Linux dominates and will dominate the desktop space between the two for a good long while (newer packages, more support, etc...). It also currently wins out with regard to gaming between the two. There is nothing wrong with Docker/Podman/LXC, but I don't know enough about jails to really comment on which is better. Support is massive for docker though, virtually everything self hosted has a docker image. So I think that Linux takes the application server space for the most part.
FreeBSD keeps better time as I understand it, so that is why I chose it for my time server. Network Devices often use FreeBSD and do so very well, although there is also OpenWRT and others that do routing well, but are children compared to OPNSense and pfSense for example. I am thinking about spinning up a matrix server and and/or an email server on a FreeBSD box just to see how well they do.
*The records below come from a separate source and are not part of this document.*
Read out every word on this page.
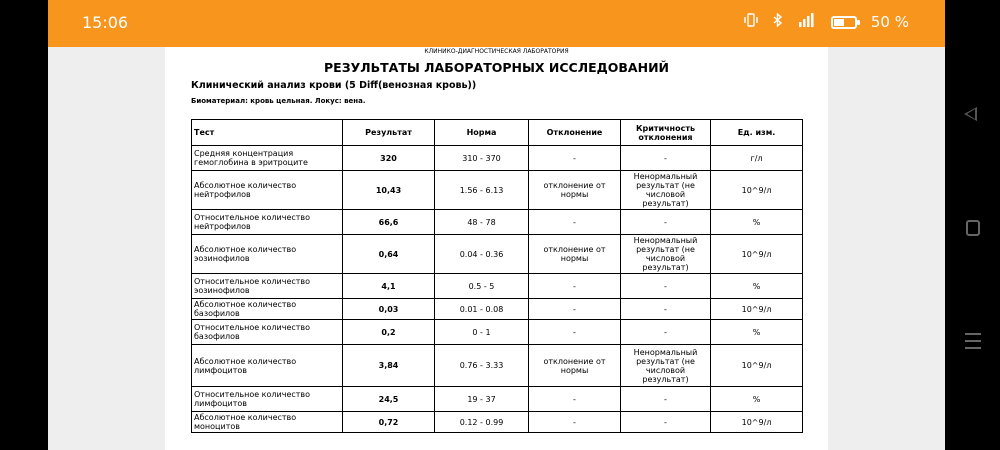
15:06	50 %
КЛИНИКО-ДИАГНОСТИЧЕСКАЯ ЛАБОРАТОРИЯ
РЕЗУЛЬТАТЫ ЛАБОРАТОРНЫХ ИССЛЕДОВАНИЙ
Клинический анализ крови (5 Diff(венозная кровь))
Биоматериал: кровь цельная. Локус: вена.
Тест	Результат	Норма	Отклонение	Критичность отклонения	Ед. изм.
Средняя концентрация гемоглобина в эритроците	320	310 - 370	-	-	г/л
Абсолютное количество нейтрофилов	10,43	1.56 - 6.13	отклонение от нормы	Ненормальный результат (не числовой результат)	10^9/л
Относительное количество нейтрофилов	66,6	48 - 78	-	-	%
Абсолютное количество эозинофилов	0,64	0.04 - 0.36	отклонение от нормы	Ненормальный результат (не числовой результат)	10^9/л
Относительное количество эозинофилов	4,1	0.5 - 5	-	-	%
Абсолютное количество базофилов	0,03	0.01 - 0.08	-	-	10^9/л
Относительное количество базофилов	0,2	0 - 1	-	-	%
Абсолютное количество лимфоцитов	3,84	0.76 - 3.33	отклонение от нормы	Ненормальный результат (не числовой результат)	10^9/л
Относительное количество лимфоцитов	24,5	19 - 37	-	-	%
Абсолютное количество моноцитов	0,72	0.12 - 0.99	-	-	10^9/л
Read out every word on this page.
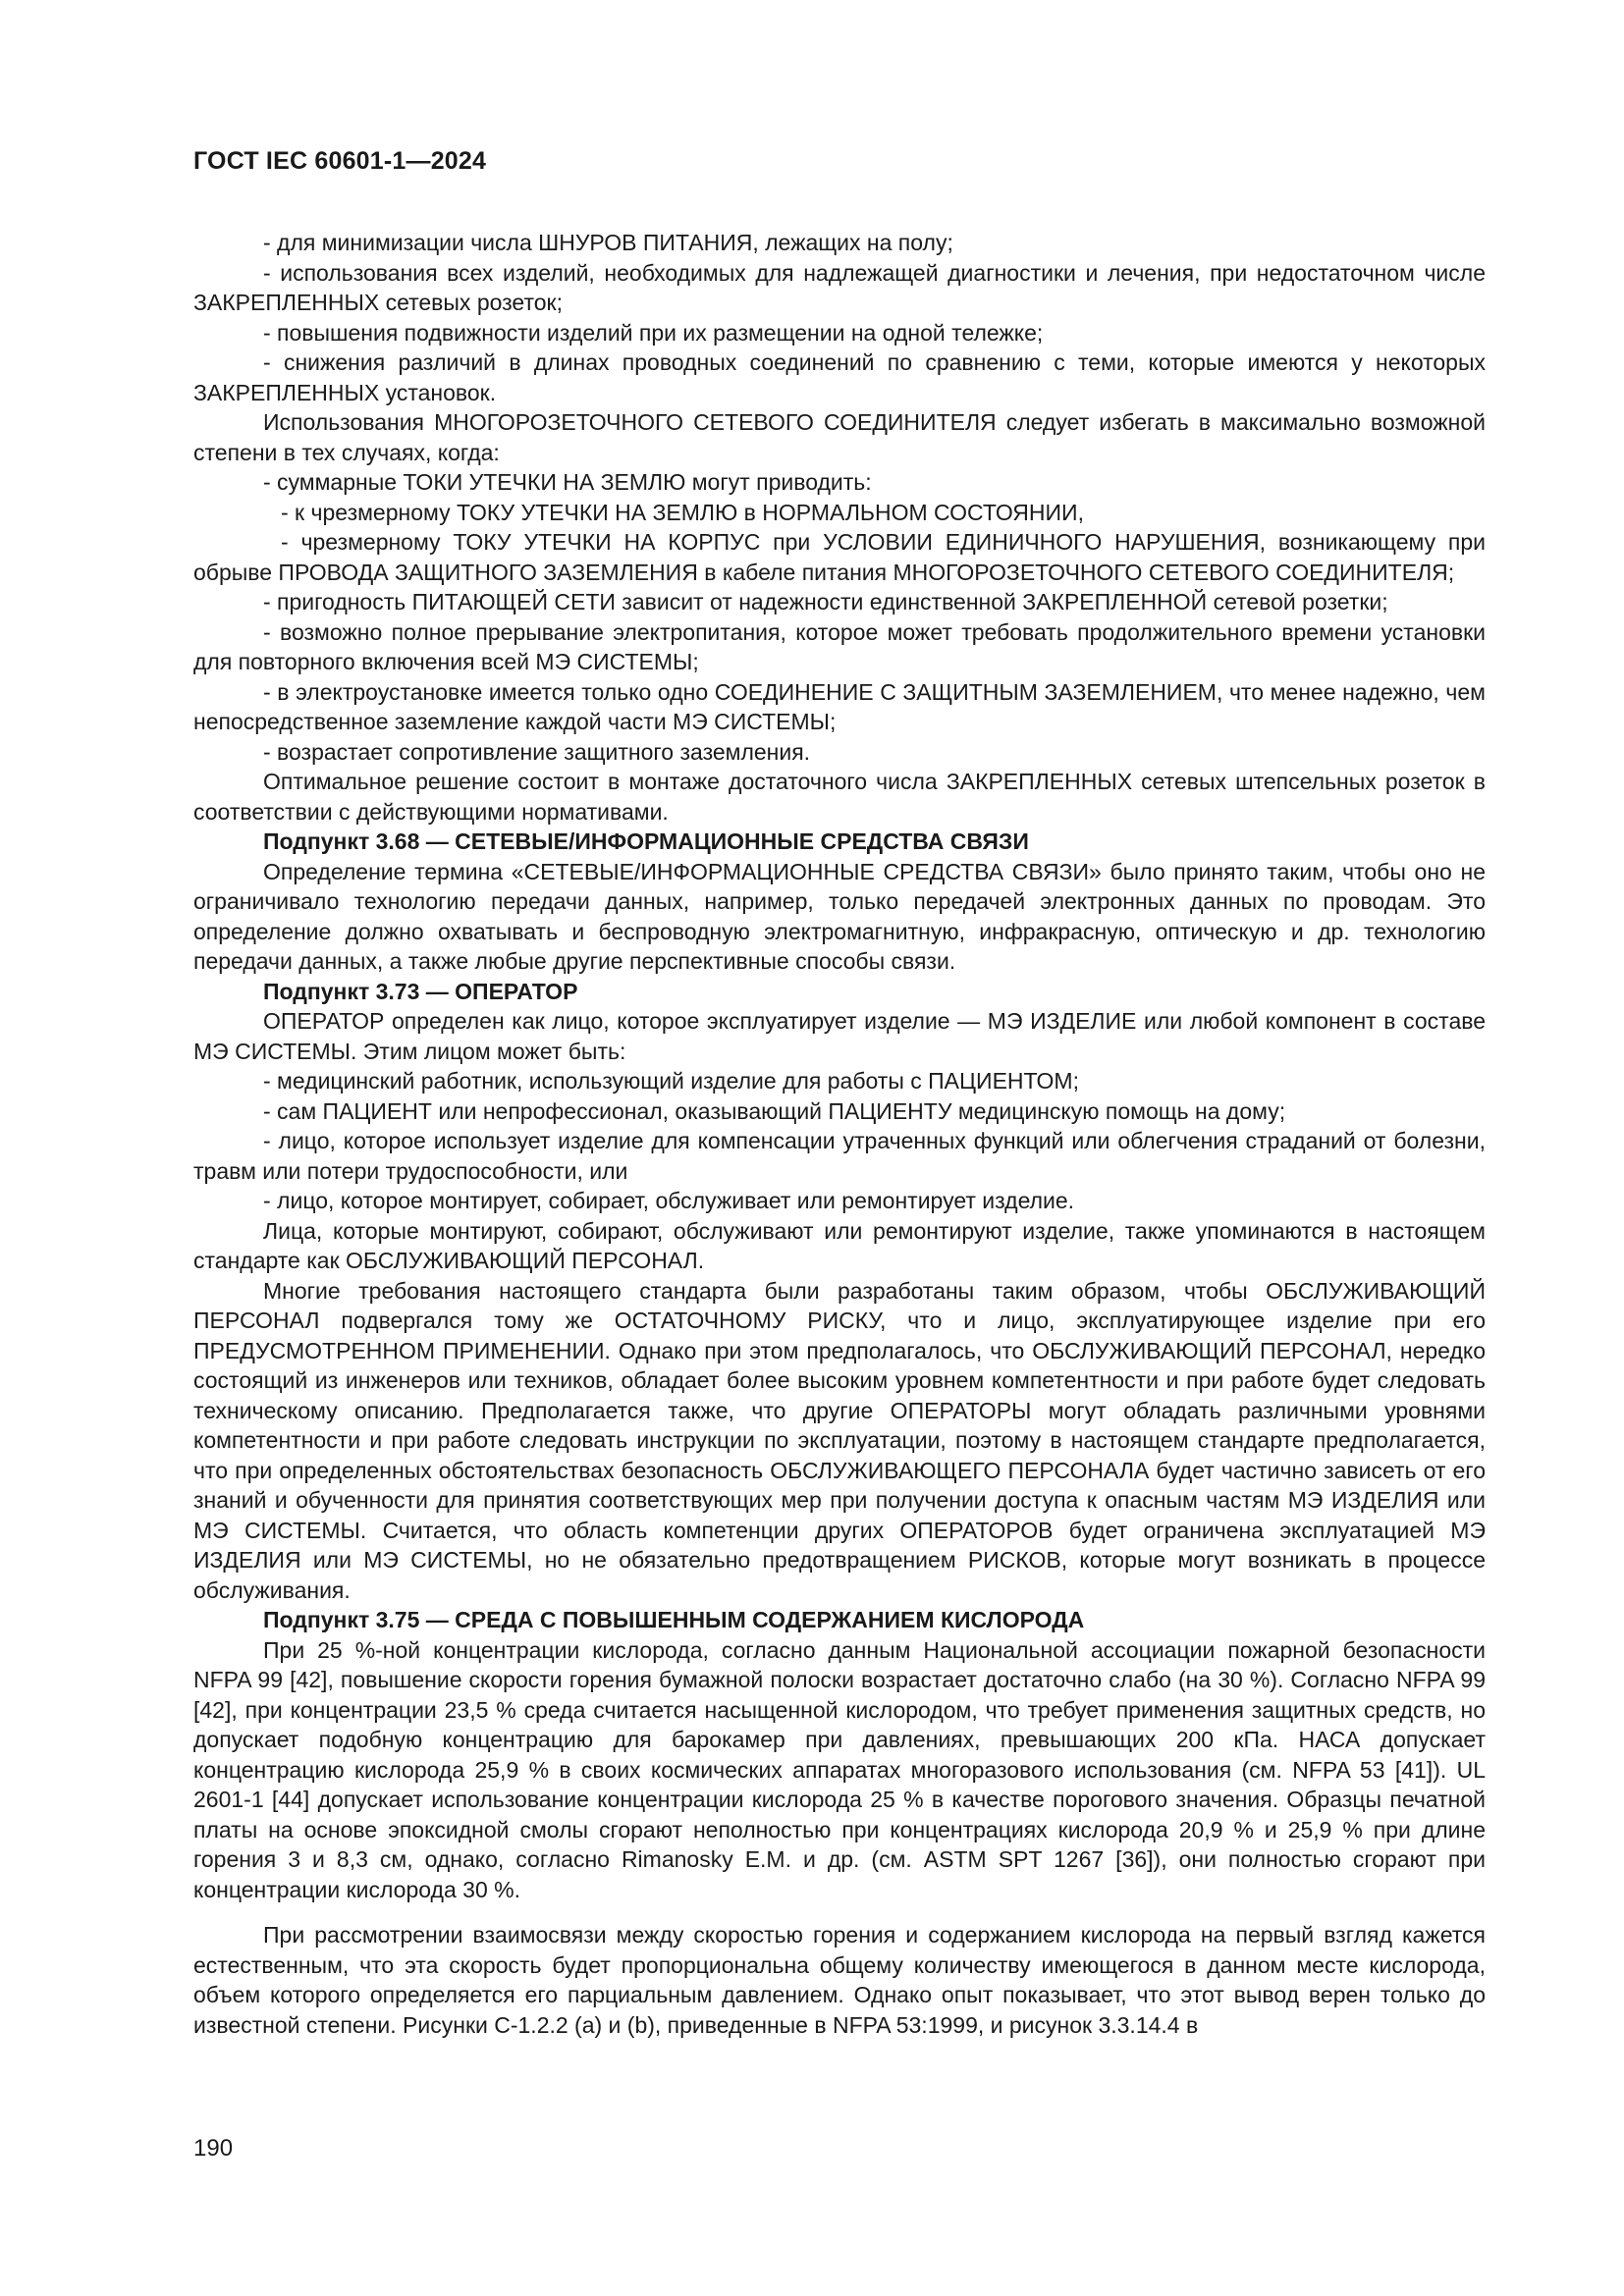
ГОСТ IEC 60601-1—2024

- для минимизации числа ШНУРОВ ПИТАНИЯ, лежащих на полу;

- использования всех изделий, необходимых для надлежащей диагностики и лечения, при недостаточном числе ЗАКРЕПЛЕННЫХ сетевых розеток;

- повышения подвижности изделий при их размещении на одной тележке;

- снижения различий в длинах проводных соединений по сравнению с теми, которые имеются у некоторых ЗАКРЕПЛЕННЫХ установок.

Использования МНОГОРОЗЕТОЧНОГО СЕТЕВОГО СОЕДИНИТЕЛЯ следует избегать в максимально возможной степени в тех случаях, когда:

- суммарные ТОКИ УТЕЧКИ НА ЗЕМЛЮ могут приводить:

- к чрезмерному ТОКУ УТЕЧКИ НА ЗЕМЛЮ в НОРМАЛЬНОМ СОСТОЯНИИ,

- чрезмерному ТОКУ УТЕЧКИ НА КОРПУС при УСЛОВИИ ЕДИНИЧНОГО НАРУШЕНИЯ, возникающему при обрыве ПРОВОДА ЗАЩИТНОГО ЗАЗЕМЛЕНИЯ в кабеле питания МНОГОРОЗЕТОЧНОГО СЕТЕВОГО СОЕДИНИТЕЛЯ;

- пригодность ПИТАЮЩЕЙ СЕТИ зависит от надежности единственной ЗАКРЕПЛЕННОЙ сетевой розетки;

- возможно полное прерывание электропитания, которое может требовать продолжительного времени установки для повторного включения всей МЭ СИСТЕМЫ;

- в электроустановке имеется только одно СОЕДИНЕНИЕ С ЗАЩИТНЫМ ЗАЗЕМЛЕНИЕМ, что менее надежно, чем непосредственное заземление каждой части МЭ СИСТЕМЫ;

- возрастает сопротивление защитного заземления.

Оптимальное решение состоит в монтаже достаточного числа ЗАКРЕПЛЕННЫХ сетевых штепсельных розеток в соответствии с действующими нормативами.

Подпункт 3.68 — СЕТЕВЫЕ/ИНФОРМАЦИОННЫЕ СРЕДСТВА СВЯЗИ

Определение термина «СЕТЕВЫЕ/ИНФОРМАЦИОННЫЕ СРЕДСТВА СВЯЗИ» было принято таким, чтобы оно не ограничивало технологию передачи данных, например, только передачей электронных данных по проводам. Это определение должно охватывать и беспроводную электромагнитную, инфракрасную, оптическую и др. технологию передачи данных, а также любые другие перспективные способы связи.

Подпункт 3.73 — ОПЕРАТОР

ОПЕРАТОР определен как лицо, которое эксплуатирует изделие — МЭ ИЗДЕЛИЕ или любой компонент в составе МЭ СИСТЕМЫ. Этим лицом может быть:

- медицинский работник, использующий изделие для работы с ПАЦИЕНТОМ;

- сам ПАЦИЕНТ или непрофессионал, оказывающий ПАЦИЕНТУ медицинскую помощь на дому;

- лицо, которое использует изделие для компенсации утраченных функций или облегчения страданий от болезни, травм или потери трудоспособности, или

- лицо, которое монтирует, собирает, обслуживает или ремонтирует изделие.

Лица, которые монтируют, собирают, обслуживают или ремонтируют изделие, также упоминаются в настоящем стандарте как ОБСЛУЖИВАЮЩИЙ ПЕРСОНАЛ.

Многие требования настоящего стандарта были разработаны таким образом, чтобы ОБСЛУЖИВАЮЩИЙ ПЕРСОНАЛ подвергался тому же ОСТАТОЧНОМУ РИСКУ, что и лицо, эксплуатирующее изделие при его ПРЕДУСМОТРЕННОМ ПРИМЕНЕНИИ. Однако при этом предполагалось, что ОБСЛУЖИВАЮЩИЙ ПЕРСОНАЛ, нередко состоящий из инженеров или техников, обладает более высоким уровнем компетентности и при работе будет следовать техническому описанию. Предполагается также, что другие ОПЕРАТОРЫ могут обладать различными уровнями компетентности и при работе следовать инструкции по эксплуатации, поэтому в настоящем стандарте предполагается, что при определенных обстоятельствах безопасность ОБСЛУЖИВАЮЩЕГО ПЕРСОНАЛА будет частично зависеть от его знаний и обученности для принятия соответствующих мер при получении доступа к опасным частям МЭ ИЗДЕЛИЯ или МЭ СИСТЕМЫ. Считается, что область компетенции других ОПЕРАТОРОВ будет ограничена эксплуатацией МЭ ИЗДЕЛИЯ или МЭ СИСТЕМЫ, но не обязательно предотвращением РИСКОВ, которые могут возникать в процессе обслуживания.

Подпункт 3.75 — СРЕДА С ПОВЫШЕННЫМ СОДЕРЖАНИЕМ КИСЛОРОДА

При 25 %-ной концентрации кислорода, согласно данным Национальной ассоциации пожарной безопасности NFPA 99 [42], повышение скорости горения бумажной полоски возрастает достаточно слабо (на 30 %). Согласно NFPA 99 [42], при концентрации 23,5 % среда считается насыщенной кислородом, что требует применения защитных средств, но допускает подобную концентрацию для барокамер при давлениях, превышающих 200 кПа. НАСА допускает концентрацию кислорода 25,9 % в своих космических аппаратах многоразового использования (см. NFPA 53 [41]). UL 2601-1 [44] допускает использование концентрации кислорода 25 % в качестве порогового значения. Образцы печатной платы на основе эпоксидной смолы сгорают неполностью при концентрациях кислорода 20,9 % и 25,9 % при длине горения 3 и 8,3 см, однако, согласно Rimanosky E.M. и др. (см. ASTM SPT 1267 [36]), они полностью сгорают при концентрации кислорода 30 %.

При рассмотрении взаимосвязи между скоростью горения и содержанием кислорода на первый взгляд кажется естественным, что эта скорость будет пропорциональна общему количеству имеющегося в данном месте кислорода, объем которого определяется его парциальным давлением. Однако опыт показывает, что этот вывод верен только до известной степени. Рисунки С-1.2.2 (a) и (b), приведенные в NFPA 53:1999, и рисунок 3.3.14.4 в

190
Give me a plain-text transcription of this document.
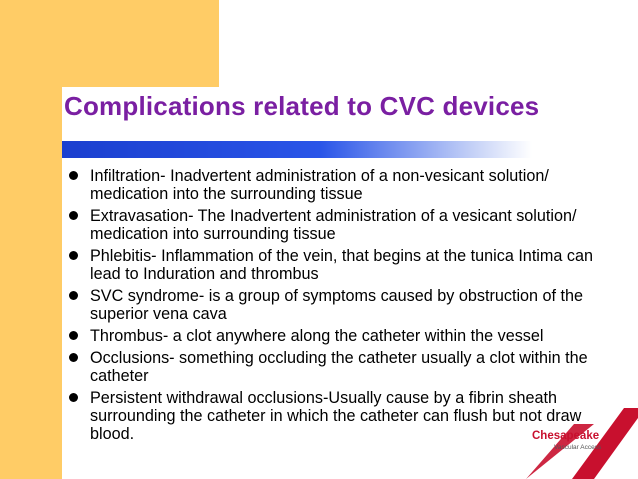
Complications related to CVC devices
Infiltration- Inadvertent administration of a non-vesicant solution/ medication into the surrounding tissue
Extravasation- The Inadvertent administration of a vesicant solution/ medication into surrounding tissue
Phlebitis- Inflammation of the vein, that begins at the tunica Intima can lead to Induration and thrombus
SVC syndrome- is a group of symptoms caused by obstruction of the superior vena cava
Thrombus- a clot anywhere along the catheter within the vessel
Occlusions- something occluding the catheter usually a clot within the catheter
Persistent withdrawal occlusions-Usually cause by a fibrin sheath surrounding the catheter in which the catheter can flush but not draw blood.	Chesapeake
Vascular Access
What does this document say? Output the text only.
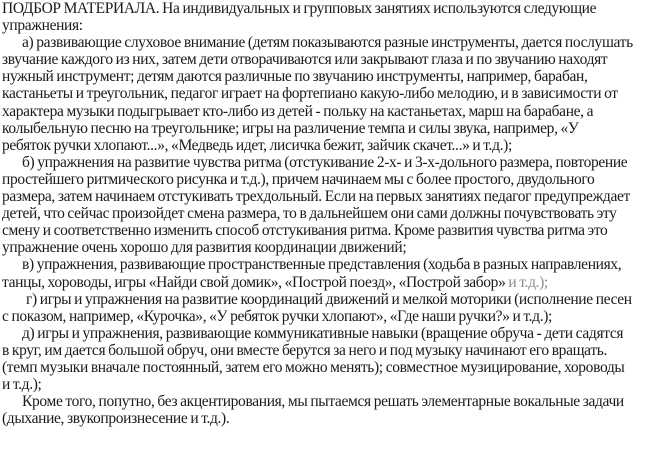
ПОДБОР МАТЕРИАЛА. На индивидуальных и групповых занятиях используются следующие
упражнения:
а) развивающие слуховое внимание (детям показываются разные инструменты, дается послушать
звучание каждого из них, затем дети отворачиваются или закрывают глаза и по звучанию находят
нужный инструмент; детям даются различные по звучанию инструменты, например, барабан,
кастаньеты и треугольник, педагог играет на фортепиано какую-либо мелодию, и в зависимости от
характера музыки подыгрывает кто-либо из детей - польку на кастаньетах, марш на барабане, а
колыбельную песню на треугольнике; игры на различение темпа и силы звука, например, «У
ребяток ручки хлопают...», «Медведь идет, лисичка бежит, зайчик скачет...» и т.д.);
б) упражнения на развитие чувства ритма (отстукивание 2-х- и 3-х-дольного размера, повторение
простейшего ритмического рисунка и т.д.), причем начинаем мы с более простого, двудольного
размера, затем начинаем отстукивать трехдольный. Если на первых занятиях педагог предупреждает
детей, что сейчас произойдет смена размера, то в дальнейшем они сами должны почувствовать эту
смену и соответственно изменить способ отстукивания ритма. Кроме развития чувства ритма это
упражнение очень хорошо для развития координации движений;
в) упражнения, развивающие пространственные представления (ходьба в разных направлениях,
танцы, хороводы, игры «Найди свой домик», «Построй поезд», «Построй забор» и т.д.);
г) игры и упражнения на развитие координаций движений и мелкой моторики (исполнение песен
с показом, например, «Курочка», «У ребяток ручки хлопают», «Где наши ручки?» и т.д.);
д) игры и упражнения, развивающие коммуникативные навыки (вращение обруча - дети садятся
в круг, им дается большой обруч, они вместе берутся за него и под музыку начинают его вращать.
(темп музыки вначале постоянный, затем его можно менять); совместное музицирование, хороводы
и т.д.);
Кроме того, попутно, без акцентирования, мы пытаемся решать элементарные вокальные задачи
(дыхание, звукопроизнесение и т.д.).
Controversial segment follows:
Although there is substantial overlap, each major OS works its own brand of magic pretty well due to the support that people give it. I use Windows for my gaming PC for example because Playnite and better game support. MacOS, which is based on BSD btw, still has the market cornered on the creative pursuits. Apple products in general have the most robust and well put together user experience and will for a very long time. Android has the market cornered on bombarding you with a thousand ads near constantly via phones, smart TVs, and digital signage if that is what you are looking for. Its big use is in its ability to be hacked and shaped by more tech savvy users.
Your point is well taken and I appreciate expanding my knowledge on this a bit, but I don't think that it is that cut and dry. Mach, the kernel from which both is not Unix. Mach is basis for XNU (X is not Unix, sound familiar). From the screenshots from Wikipedia, pretending that BSD is not embedded within MacOS is just trying to obfuscate things. The Mach virtual memory manager for instance is in FreeBSD, so it goes the other way around as well.